Police demolishing criminal hideouts
THE police have started demolishing derelict ghetto structures used by gangs to mask their violent assaults on inner-Kingston communities and as cover to evade the cops.
Already, one shop has been razed as crime chief Mark Shields and his team take the fight to the shooters, and the police are to seek permission from city managers to step up the programme.
During a tour of the area yesterday Shields, a deputy commissioner of police, said the constabulary, with the assistance of residents, are in the process of identifying which buildings pose a risk to the public and police officers.
Shields said Superintendent Delroy Hewitt of the Kingston West Police division and his colleagues would determine buildings being used by gunmen as vantage points or as dormitories.
“We have identified one and it has already been demolished, but there are others,” said Shields.
“The biggest priority are the ones that are used as vantage points by the gunmen and we will do everything we can to remove them.” Shields said that the police intended to seek permission from the Kingston and St Andrew Corporation (KSAC) before destroying the buildings.
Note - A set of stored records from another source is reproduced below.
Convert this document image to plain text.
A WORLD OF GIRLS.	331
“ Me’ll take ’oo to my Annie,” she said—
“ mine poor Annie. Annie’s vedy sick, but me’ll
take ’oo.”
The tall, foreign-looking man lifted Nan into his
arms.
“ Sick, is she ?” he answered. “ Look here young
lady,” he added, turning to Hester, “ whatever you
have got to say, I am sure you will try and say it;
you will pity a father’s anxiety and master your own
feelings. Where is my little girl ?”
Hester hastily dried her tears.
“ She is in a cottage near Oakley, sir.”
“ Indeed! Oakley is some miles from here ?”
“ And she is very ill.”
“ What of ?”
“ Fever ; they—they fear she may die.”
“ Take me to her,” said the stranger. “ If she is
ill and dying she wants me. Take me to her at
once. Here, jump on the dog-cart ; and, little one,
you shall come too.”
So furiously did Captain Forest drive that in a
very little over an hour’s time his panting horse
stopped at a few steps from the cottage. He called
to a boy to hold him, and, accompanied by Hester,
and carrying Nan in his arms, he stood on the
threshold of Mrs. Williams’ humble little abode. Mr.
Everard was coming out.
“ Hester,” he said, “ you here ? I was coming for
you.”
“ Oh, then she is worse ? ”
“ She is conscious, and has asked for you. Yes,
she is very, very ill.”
“We have to go through the council, but if they are a risk, and they clearly are because some of them are derelict then we will get permission to have these buildings removed,” he said, noting that South St Andrew was plagued by crime and violence and had seen more than 40 murders and hundreds of shootings in just over a year.
Shields made the tour of Torrington Park, Top Jungle, Greenwich Park Road, Jones Town and Craig Town as follow-up to a programme implemented by the police a week ago, in which they removed many road blocks apparently mounted by residents for community security, and simultaneously increased police presence in those areas.
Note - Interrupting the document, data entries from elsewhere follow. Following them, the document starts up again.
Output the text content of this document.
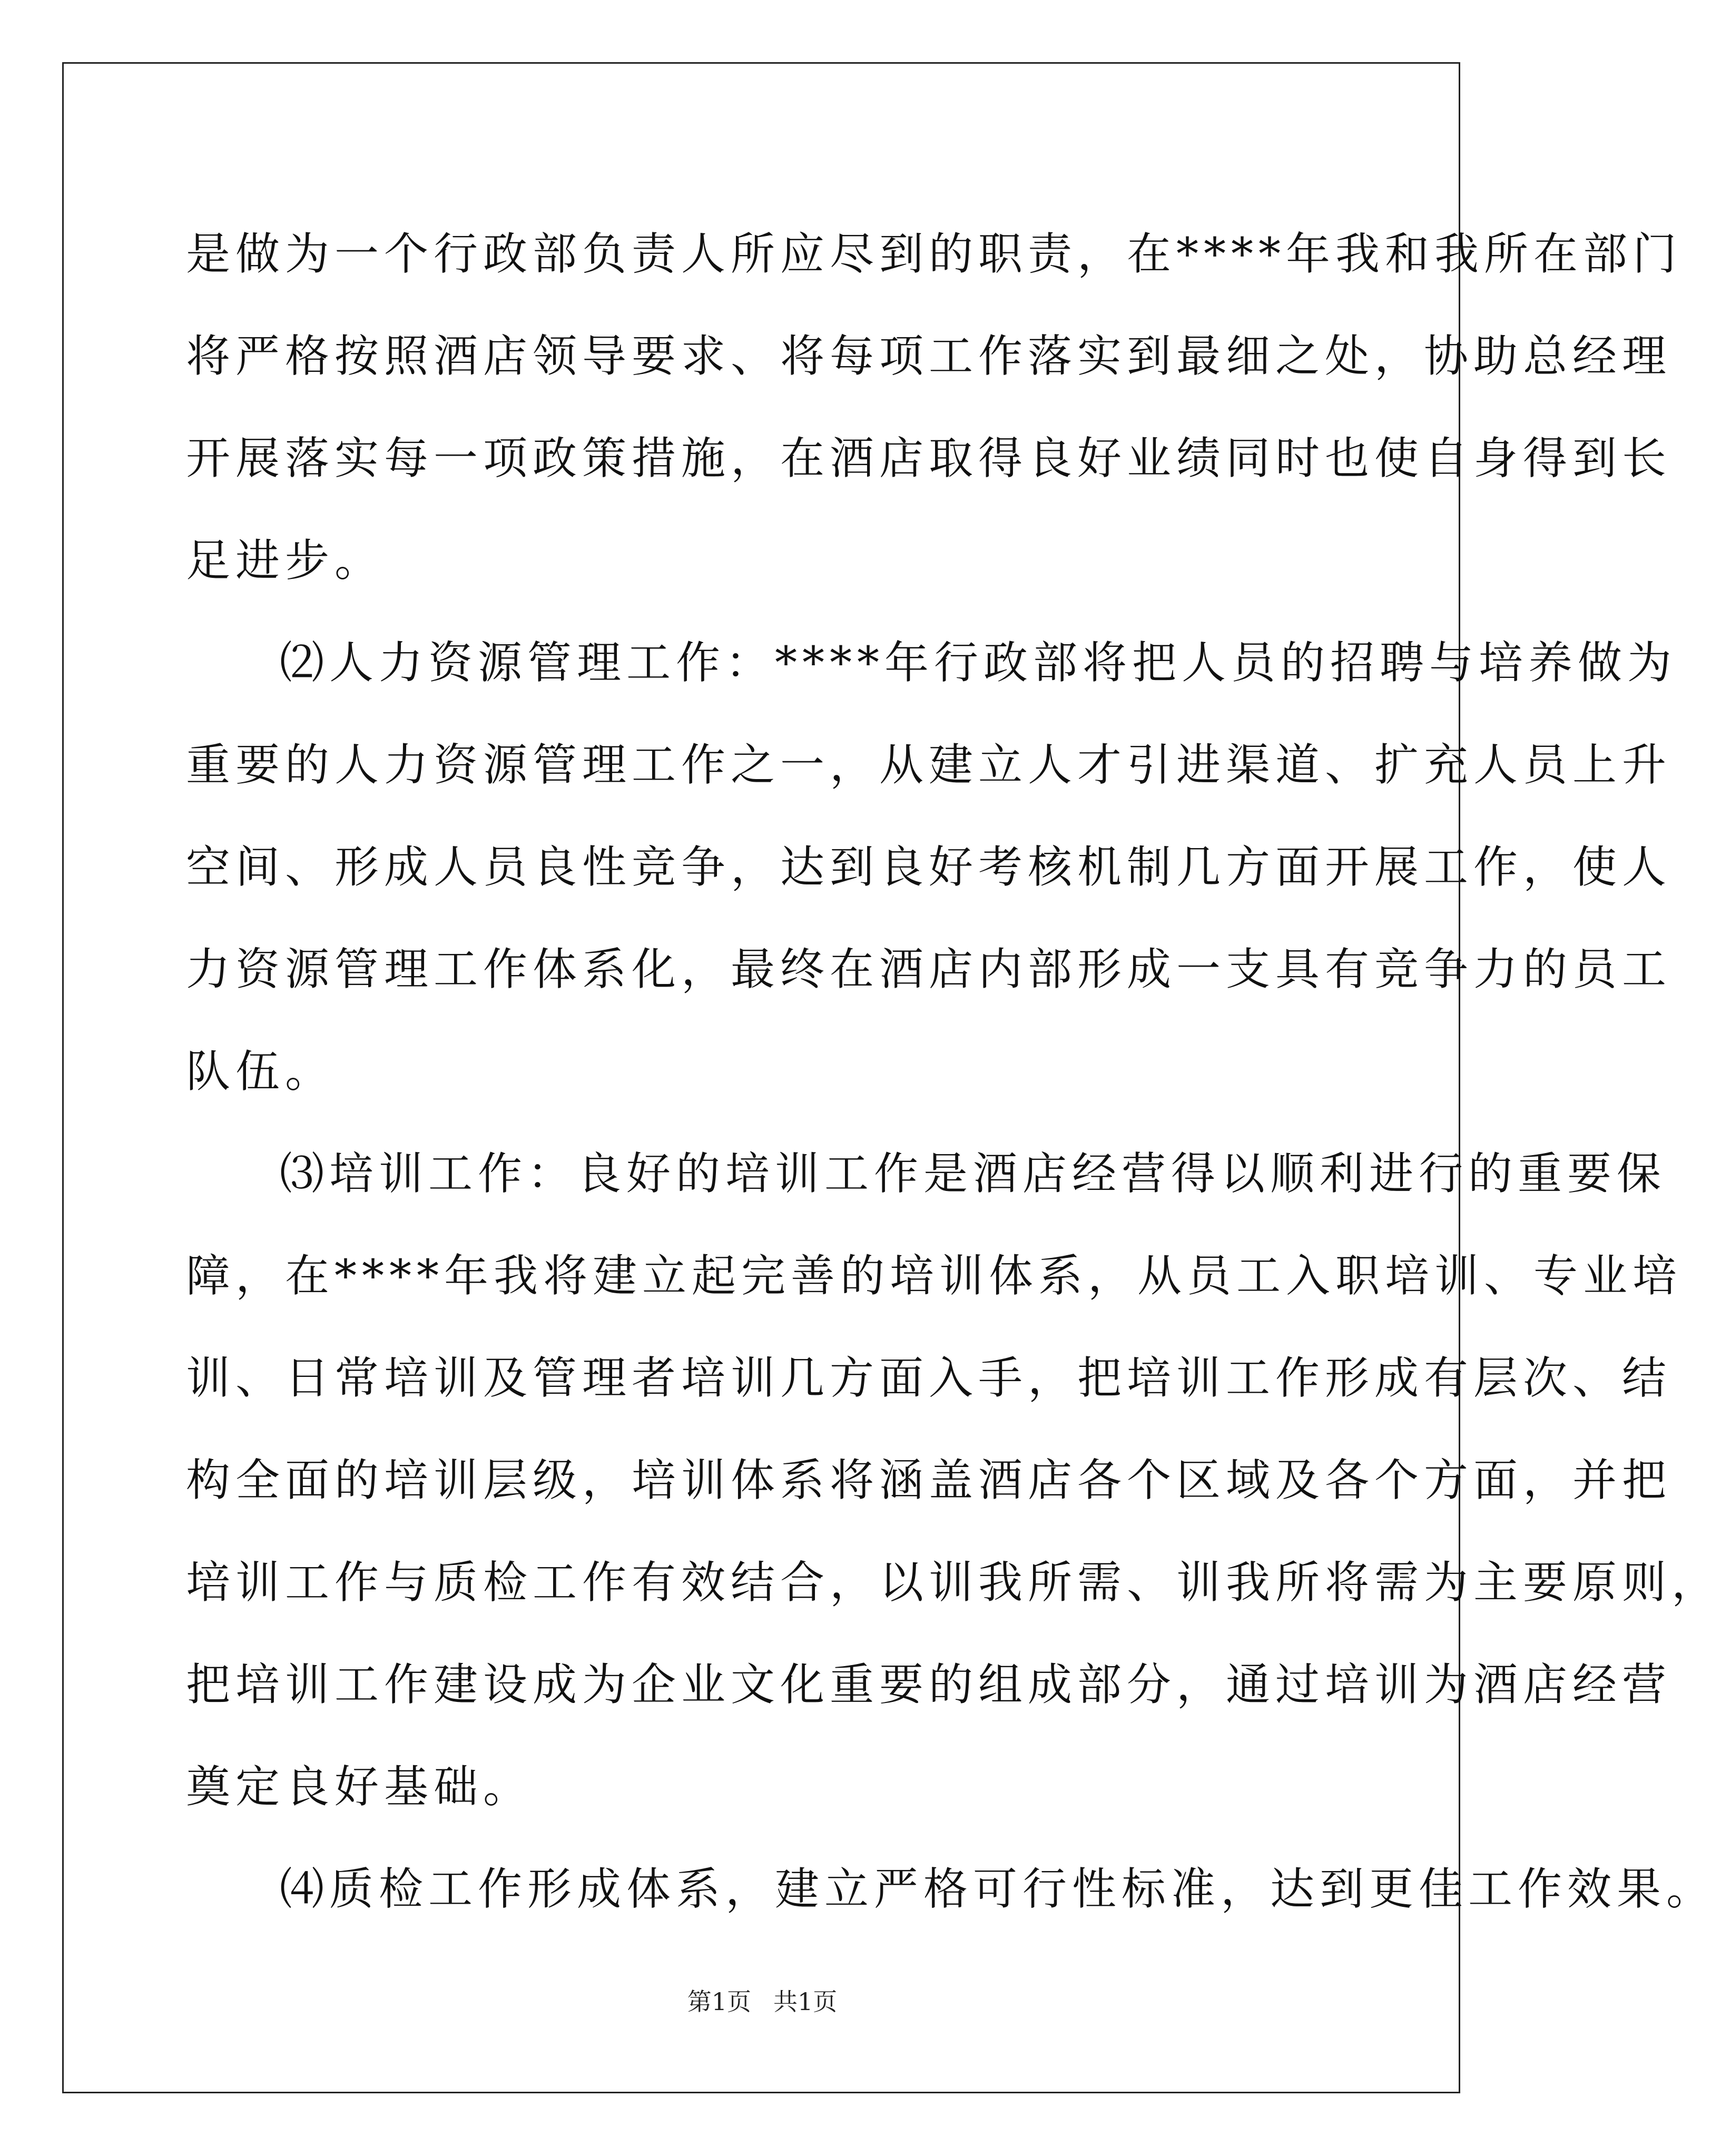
是做为一个行政部负责人所应尽到的职责，在****年我和我所在部门

将严格按照酒店领导要求、将每项工作落实到最细之处，协助总经理

开展落实每一项政策措施，在酒店取得良好业绩同时也使自身得到长

足进步。

⑵人力资源管理工作：****年行政部将把人员的招聘与培养做为

重要的人力资源管理工作之一，从建立人才引进渠道、扩充人员上升

空间、形成人员良性竞争，达到良好考核机制几方面开展工作，使人

力资源管理工作体系化，最终在酒店内部形成一支具有竞争力的员工

队伍。

⑶培训工作：良好的培训工作是酒店经营得以顺利进行的重要保

障，在****年我将建立起完善的培训体系，从员工入职培训、专业培

训、日常培训及管理者培训几方面入手，把培训工作形成有层次、结

构全面的培训层级，培训体系将涵盖酒店各个区域及各个方面，并把

培训工作与质检工作有效结合，以训我所需、训我所将需为主要原则，

把培训工作建设成为企业文化重要的组成部分，通过培训为酒店经营

奠定良好基础。

⑷质检工作形成体系，建立严格可行性标准，达到更佳工作效果。

第1页 共1页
He also viewed the first building that was demolished, disclosing that it was used by snipers to target both residents and the police.
Most of the roadways remained clear, and several residents backed up Shields’ claims that the area had been peaceful since the police stepped up their effort to curb the violence in the communities.
“The feeling from the community tends to be quite positive because some of the people have said that their kids are beginning to sleep at night and I am hoping that by the time they go back to school after the Christmas break things will be back to normal,” said the crime chief.
“So far, we have managed to keep the areas clear for about four to five days,” he said of the debris cleared by the cops.
Shields said one of the major complaints from the residents was that the roadblocks were being used to extort residents in the community.
“Local criminals have been stopping people who are coming back from work in the evenings when it gets dark and demanding money from them to let them through the roadblocks,” he said.
The police action appeared to have paid off, from a community standpoint.
Devon Smith, a resident of Greenwich Park Road said since the more police had come into his area, the violence had been minimal.
“Yeah man, me no hear nothing a gwaan and me love that,” he told DCP Shields on the tour yesterday.
Donarie Robinson also extended gratitude to Shields and over in Torrington Park another resident also expressed satisfaction with the changing mood in his community.
“Me like what me see,” he said. “Is long time this should have happened. So much people wouldn’t dead if this did happen long time.”
In most of the communities the deputy commissioner visited, residents were seen out and about on the streets – something which Shields says was unknown a few days ago.
He told reporters that the morale of the communities had been boosted because there was less trauma.
“There is a definite improvement and what we have to do now is sustain that in the months ahead,” he said, adding that social intervention will have to play a key role in the development of these communities.